This week, the banks will begin unveiling record profits totalling more than £37 billion for 2006 amid renewed concern over their unsavoury practices.
HSBC is forecast to unveil a 16% increase in profits to a new record of £12.32 billion. Barclays is set to announce a 30% rise to £6.85 billion. Royal Bank of Scotland, which owns NatWest, and HBOS (the merger of Halifax and Bank of Scotland) will also reveal record profits.
The banks are accused of cashing in on widespread concern over the soaring costs of living in Britain. Last week the government announced that inflation had risen to 3%, the highest rate for over 10 years.
Consumers already face sharply rising energy bills, council tax demands and mortgage costs as the Bank of England increases rates to try to curb inflation. Homeowners have been warned that further rate rises are imminent — possibly starting next month.
However, the new research reveals that eight of the country’s 10 biggest banks and building societies have manipulated their schemes to boost profits from interest rate rises. The worst offenders are HSBC, Northern Rock and Alliance & Leicester.
Moneyfacts, the country’s most comprehensive source of personal financial data, analysed how the 10 largest savings and mortgage providers responded to changes in the Bank of England rate between November 2003, when interest rates were 3.5%, and December 2006, when they were 5%. It did not cover the recent rise as most banks have yet to announce changes to their rates.
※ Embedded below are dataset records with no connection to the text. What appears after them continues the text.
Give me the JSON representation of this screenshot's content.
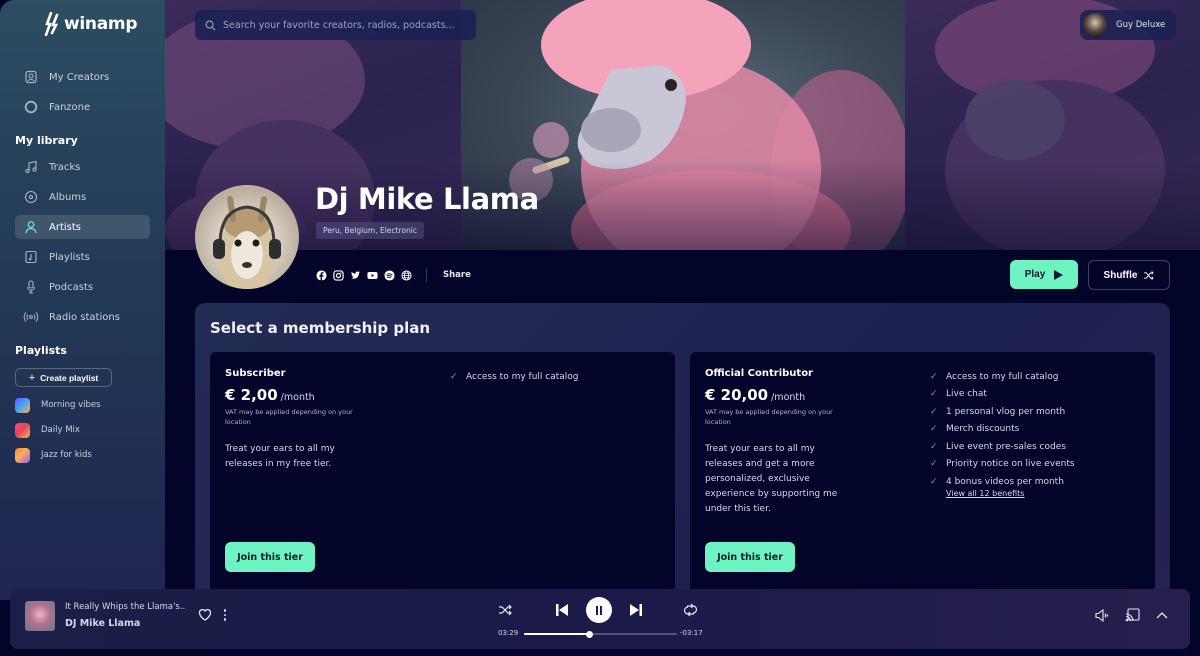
{
  "app": {
    "name": "winamp"
  },
  "sidebar": {
    "items": [
      {
        "label": "My Creators",
        "icon": "creators-icon"
      },
      {
        "label": "Fanzone",
        "icon": "fanzone-icon"
      }
    ],
    "library_title": "My library",
    "library_items": [
      {
        "label": "Tracks",
        "icon": "music-note-icon"
      },
      {
        "label": "Albums",
        "icon": "disc-icon"
      },
      {
        "label": "Artists",
        "icon": "user-icon",
        "active": true
      },
      {
        "label": "Playlists",
        "icon": "playlist-icon"
      },
      {
        "label": "Podcasts",
        "icon": "microphone-icon"
      },
      {
        "label": "Radio stations",
        "icon": "radio-icon"
      }
    ],
    "playlists_title": "Playlists",
    "create_playlist_label": "Create playlist",
    "playlists": [
      {
        "label": "Morning vibes"
      },
      {
        "label": "Daily Mix"
      },
      {
        "label": "Jazz for kids"
      }
    ]
  },
  "header": {
    "search_placeholder": "Search your favorite creators, radios, podcasts...",
    "user_name": "Guy Deluxe"
  },
  "artist": {
    "name": "Dj Mike Llama",
    "tags": "Peru, Belgium, Electronic",
    "socials": [
      "facebook-icon",
      "instagram-icon",
      "twitter-icon",
      "youtube-icon",
      "spotify-icon",
      "globe-icon"
    ],
    "share_label": "Share",
    "play_label": "Play",
    "shuffle_label": "Shuffle"
  },
  "membership": {
    "title": "Select a membership plan",
    "tiers": [
      {
        "name": "Subscriber",
        "price": "€ 2,00",
        "period": "/month",
        "vat_note": "VAT may be applied depending on your location",
        "description": "Treat your ears to all my releases in my free tier.",
        "benefits": [
          "Access to my full catalog"
        ],
        "join_label": "Join this tier"
      },
      {
        "name": "Official Contributor",
        "price": "€ 20,00",
        "period": "/month",
        "vat_note": "VAT may be applied depending on your location",
        "description": "Treat your ears to all my releases and get a more personalized, exclusive experience by supporting me under this tier.",
        "benefits": [
          "Access to my full catalog",
          "Live chat",
          "1 personal vlog per month",
          "Merch discounts",
          "Live event pre-sales codes",
          "Priority notice on live events",
          "4 bonus videos per month"
        ],
        "view_all_label": "View all 12 benefits",
        "join_label": "Join this tier"
      }
    ]
  },
  "player": {
    "track_title": "It Really Whips the Llama's...",
    "track_artist": "DJ Mike Llama",
    "elapsed": "03:29",
    "remaining": "-03:17",
    "progress": 0.43,
    "state": "playing"
  },
  "colors": {
    "accent": "#6ff3c2",
    "background": "#03042a"
  }
}
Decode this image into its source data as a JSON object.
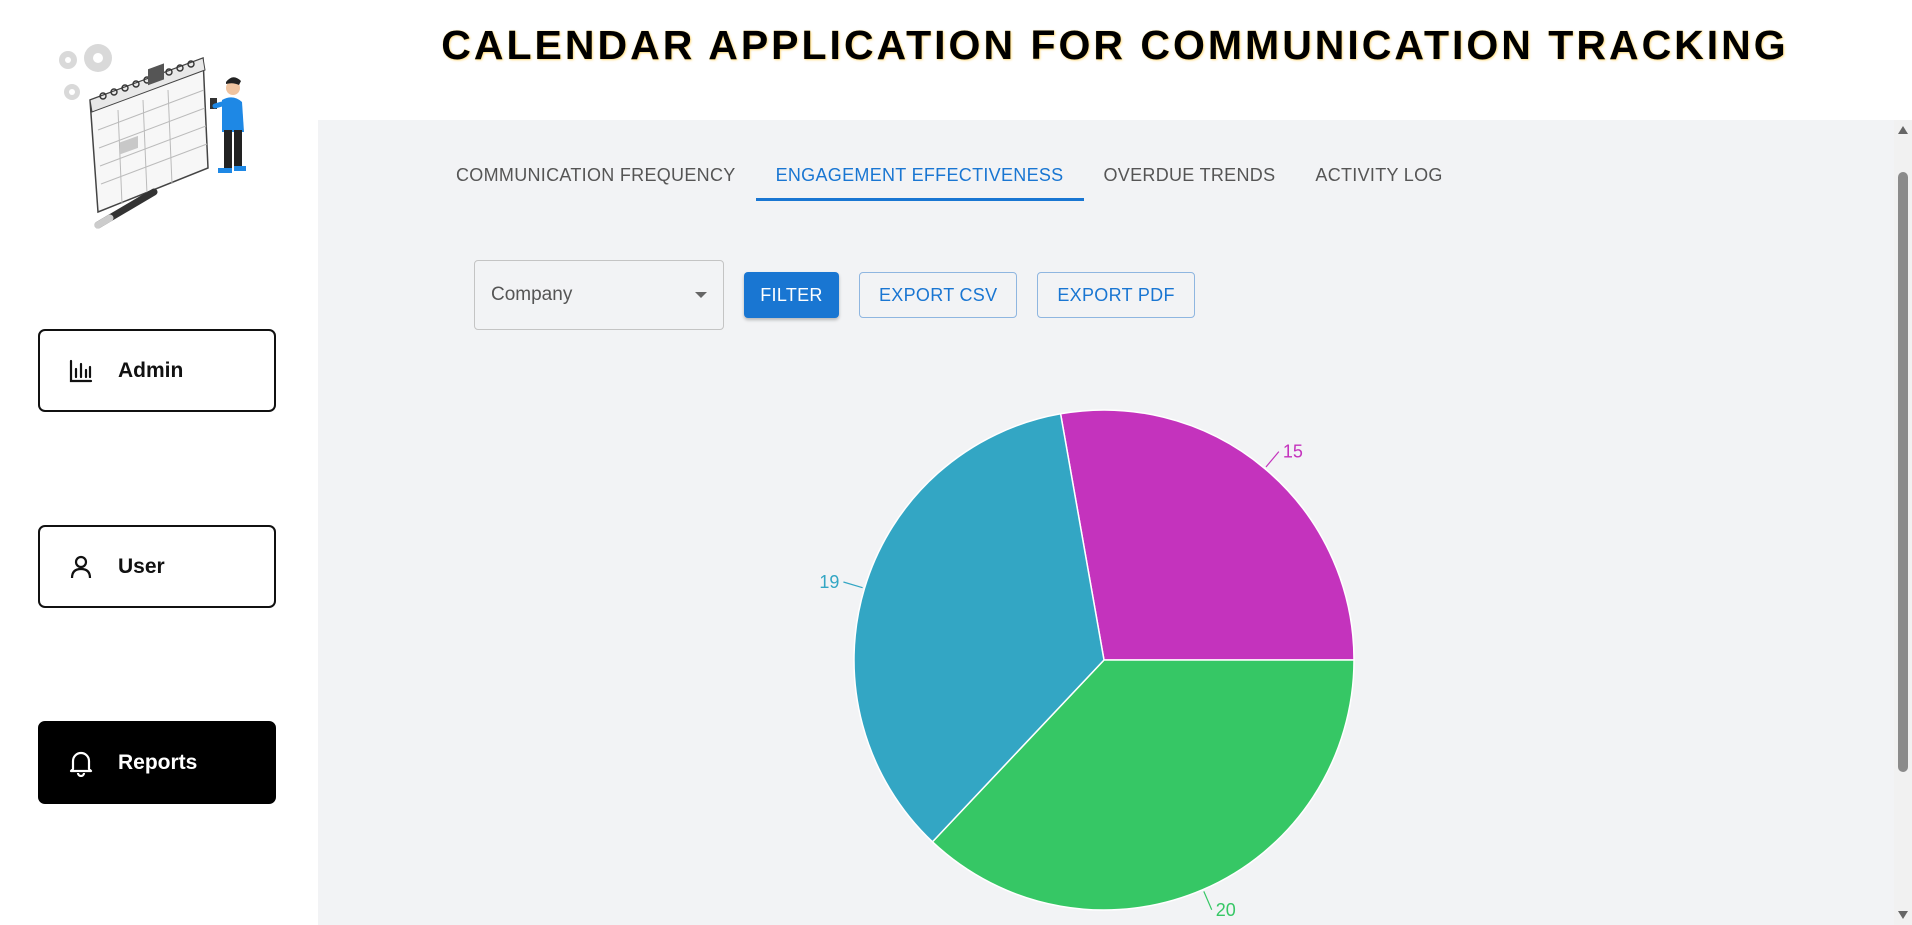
{
  "header": {
    "title": "CALENDAR APPLICATION FOR COMMUNICATION TRACKING"
  },
  "sidebar": {
    "items": [
      {
        "label": "Admin",
        "icon": "bar-chart-icon",
        "active": false
      },
      {
        "label": "User",
        "icon": "person-icon",
        "active": false
      },
      {
        "label": "Reports",
        "icon": "bell-icon",
        "active": true
      }
    ]
  },
  "tabs": [
    {
      "label": "COMMUNICATION FREQUENCY",
      "active": false
    },
    {
      "label": "ENGAGEMENT EFFECTIVENESS",
      "active": true
    },
    {
      "label": "OVERDUE TRENDS",
      "active": false
    },
    {
      "label": "ACTIVITY LOG",
      "active": false
    }
  ],
  "filters": {
    "company_select": {
      "value": "Company"
    },
    "filter_label": "FILTER",
    "export_csv_label": "EXPORT CSV",
    "export_pdf_label": "EXPORT PDF"
  },
  "colors": {
    "accent": "#1976d2",
    "slice_magenta": "#c433bd",
    "slice_green": "#36c765",
    "slice_blue": "#33a6c4"
  },
  "chart_data": {
    "type": "pie",
    "title": "",
    "values": [
      15,
      20,
      19
    ],
    "labels": [
      "15",
      "20",
      "19"
    ],
    "colors": [
      "#c433bd",
      "#36c765",
      "#33a6c4"
    ]
  }
}
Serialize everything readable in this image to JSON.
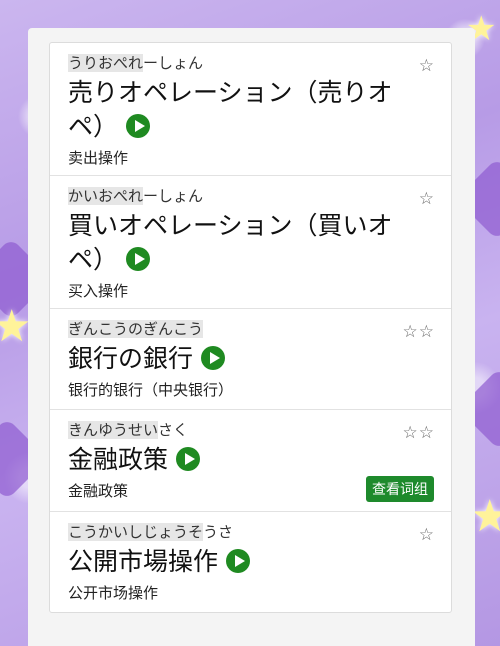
{
  "entries": [
    {
      "reading_hl": "うりおぺれ",
      "reading_rest": "ーしょん",
      "word_line1": "売りオペレーション（売りオ",
      "word_line2": "ペ）",
      "meaning": "卖出操作",
      "stars": "☆"
    },
    {
      "reading_hl": "かいおぺれ",
      "reading_rest": "ーしょん",
      "word_line1": "買いオペレーション（買いオ",
      "word_line2": "ペ）",
      "meaning": "买入操作",
      "stars": "☆"
    },
    {
      "reading_hl": "ぎんこうのぎんこう",
      "reading_rest": "",
      "word_line1": "銀行の銀行",
      "word_line2": "",
      "meaning": "银行的银行（中央银行）",
      "stars": "☆☆"
    },
    {
      "reading_hl": "きんゆうせい",
      "reading_rest": "さく",
      "word_line1": "金融政策",
      "word_line2": "",
      "meaning": "金融政策",
      "stars": "☆☆",
      "phrase_button": "查看词组"
    },
    {
      "reading_hl": "こうかいしじょうそ",
      "reading_rest": "うさ",
      "word_line1": "公開市場操作",
      "word_line2": "",
      "meaning": "公开市场操作",
      "stars": "☆"
    }
  ],
  "colors": {
    "play_button": "#1f8a21",
    "phrase_button": "#1e8a2c",
    "background": "#c3aced"
  },
  "icons": {
    "play": "play-icon",
    "star": "star-outline-icon"
  }
}
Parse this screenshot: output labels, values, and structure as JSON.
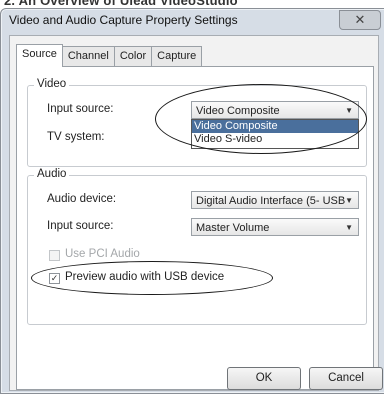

The research found that, despite a 1.5 percentage point hike in the base rate, savings rates have risen by an average of only 1.04 points, while mortgage rates typically rose by the full amount.
HSBC, the survey’s worst offender, has lifted savings rates by an average of just 0.66 points while its mortgage rate increased by 1.76 points — more than the rise in the base rate.
As a result, a saver with £50,000 has lost out on £445 annually, while a borrower with a £200,000 mortgage is paying £520 over the odds.
Alliance & Leicester has passed on an average rise of just 0.67 points to savers but its main mortgage rate is up 1.55 points. Only the Britannia and Nationwide building societies have not cashed in on the base rate rises.
The savings rates offered by the banks are now so poor that it is not worth high-rate taxpayers saving money with them as the rates of interest are lower than inflation. This means the value of savings erodes in real terms.
This weekend, MPs and consumer groups called for the Office of Fair Trading (OFT) to launch a full-scale inquiry into the behaviour of banks. The OFT is currently conducting a limited investigation into the penalty fees levied on consumers. Treasury ministers have already indicated that they believe these fees to be unacceptable.
Vincent Cable, the Liberal Democrat Treasury spokesman, said: “These findings confirm that banks do not give the full benefit of rising interest rates to savers. The Office of Fair Trading and competition authorities should be looking at, and regulating, bank charging practices as a whole and not just selective corners.”
Lisa Taylor of Moneyfacts said: “Interest rate changes give banks and building societies an ideal opportunity to boost profits and this is exactly what they are doing. Customers often do not notice.”
The banks said yesterday that they continued to offer competitive products to their customers, and claimed that movement in the base rate was just one of the factors in pricing products.